In the midst of conflict, Ukraine’s children are vulnerable to polio outbreak

A member of the medical staff salvages items from the rubble of a destroyed clinic in the village of Opytne on February 15, 2015, a day after it was destroyed during shelling by pro-Russian rebels.
Credit: PETRO ZADOROZHNYY

By John Hewko

EVANSTON, Illinois — While the global health community has been rightly focused on containing West Africa’s deadly Ebola outbreak, a potential health crisis involving another infectious virus — polio — worries many of the same experts.

Strife-torn Ukraine is especially vulnerable. In September 2014, the World Health Organization (WHO) described the ominous conditions there: Hundreds of thousands displaced people with low immunization coverage, a weak health system plagued by shuttered hospitals and a shortage of health workers in areas hardest hit by the ongoing conflict between government troops and rebel forces aligned with Russia. 

Particularly disturbing was the disclosure by a WHO official in Ukraine that the country has no vaccines in storage. Polio is a paralyzing virus that most often strikes children but is completely preventable.

Europe has been polio-free since 2002. Polio’s potential re-emergence in Ukraine would be a huge setback to the Global Polio Eradication Initiative, which launched in 1988.  Globally, polio is nearly eradicated, down from about 350,000 cases a year in the1980s to only 416 in 2013. Last year, another major milestone was reached — the entire WHO South-East Asia region was declared polio-free. 

Many adults recall the horrible polio epidemic that swept the world into the 1950s, just as effective vaccines were being developed.
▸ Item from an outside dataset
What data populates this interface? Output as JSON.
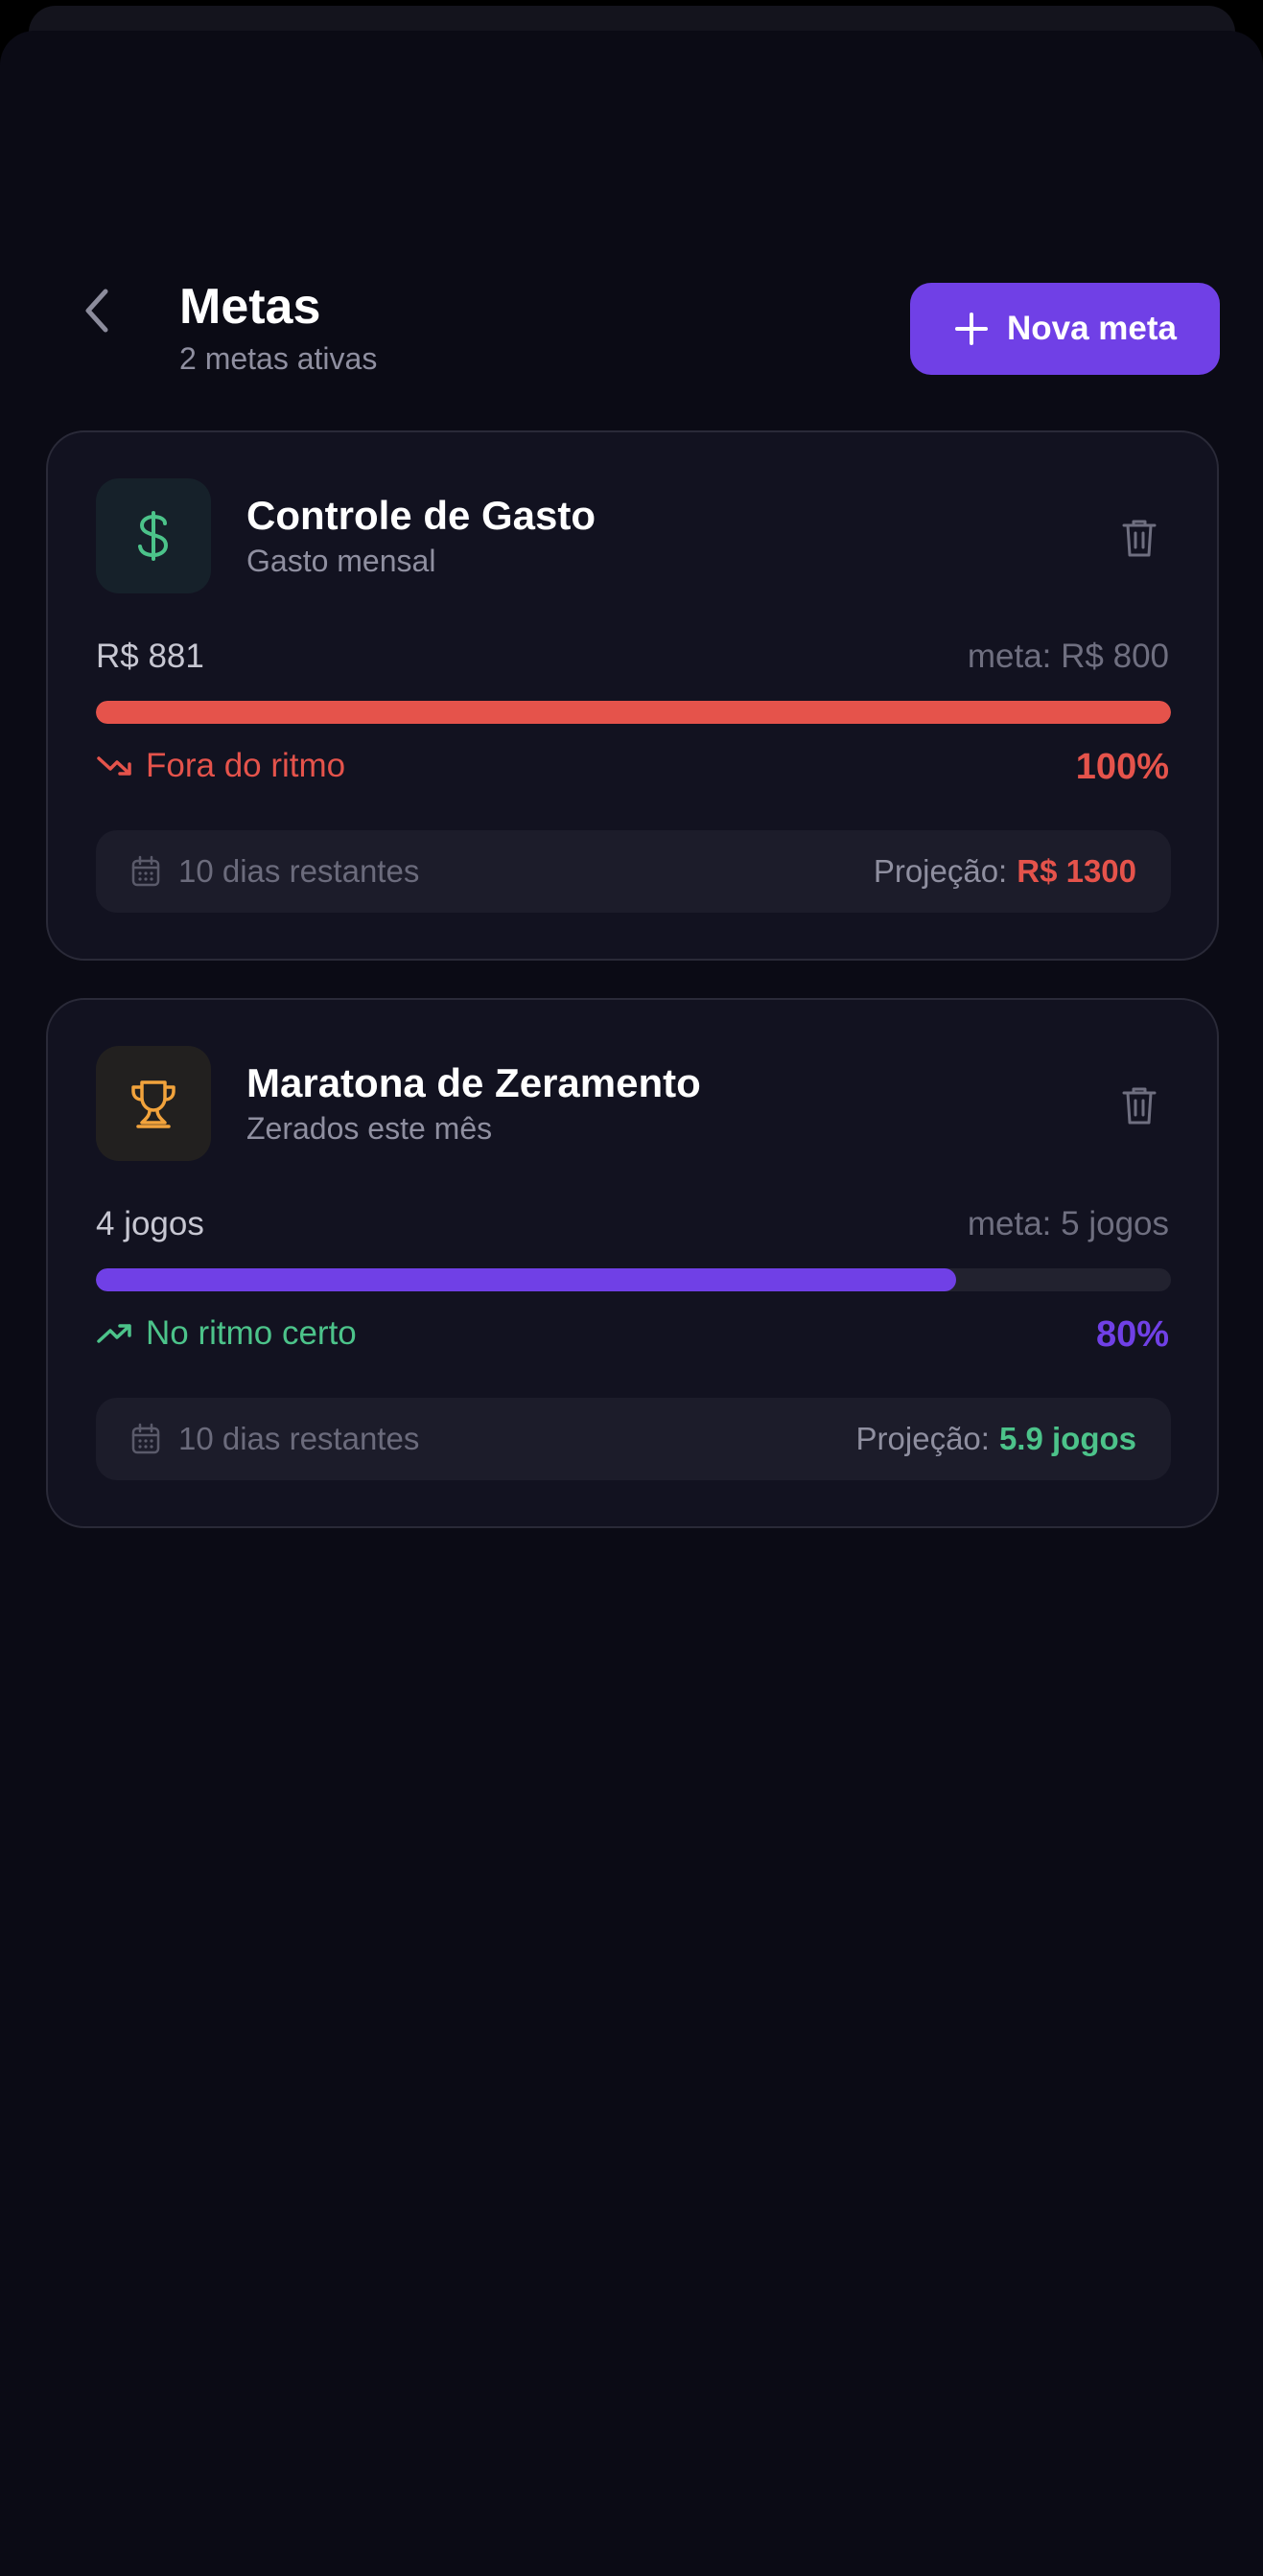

Now, with polio this close to being eradicated, the specter of its return to Europe is the stuff of nightmares.

Today only Afghanistan, Nigeria, and Pakistan remain polio-endemic, but anyone traveling to and from those countries can carry the virus to other areas. This has happened in several countries, including Syria.

Syria’s situation is relevant to Ukraine, where conflict has waged off and on for months. As a WHO official in Ukraine said in news reports, polio “usually comes in countries in turmoil.”

Concerns over polio in Ukraine emerged even before the unrest that began last November. UNICEF had issued a previous warning that “dangerously low immunization coverage” put the country at risk for a polio outbreak. 

The only way to stop polio for good is to achieve total eradication and wipe it out in the endemic countries, cutting off the virus at its source. This is the goal of the global polio initiative by 2018.

Until that goal is reached, the global community must remain vigilant in its resolve to vaccinate every child. 

WHO took immediate steps to avert a full-blown public health crisis in Ukraine. WHO, along with UNICEF, planned a mass polio and measles vaccination campaign, and amassed vaccines, medications, surgical supplies and other vital medical gear to help approximately 340,000 people.

Political leaders on both sides of the dispute in Ukraine must recognize public health is at stake and facilitate efforts of WHO, UNICEF and other agencies as they provide assistance to families at risk. In addition, national resources must be redirected to shore up Ukraine’s badly compromised health system. 

The world cannot stand by and wait for a public health emergency to emerge in a region whose people have endured so much over the past year. 

John Hewko is general secretary of the humanitarian organization Rotary International, a spearheading partner in the Global Polio Eradication Initiative. As an international lawyer in Ukraine in the early 1990s, Hewko assisted the working group that prepared the initial draft of Ukraine’s first post-Soviet constitution.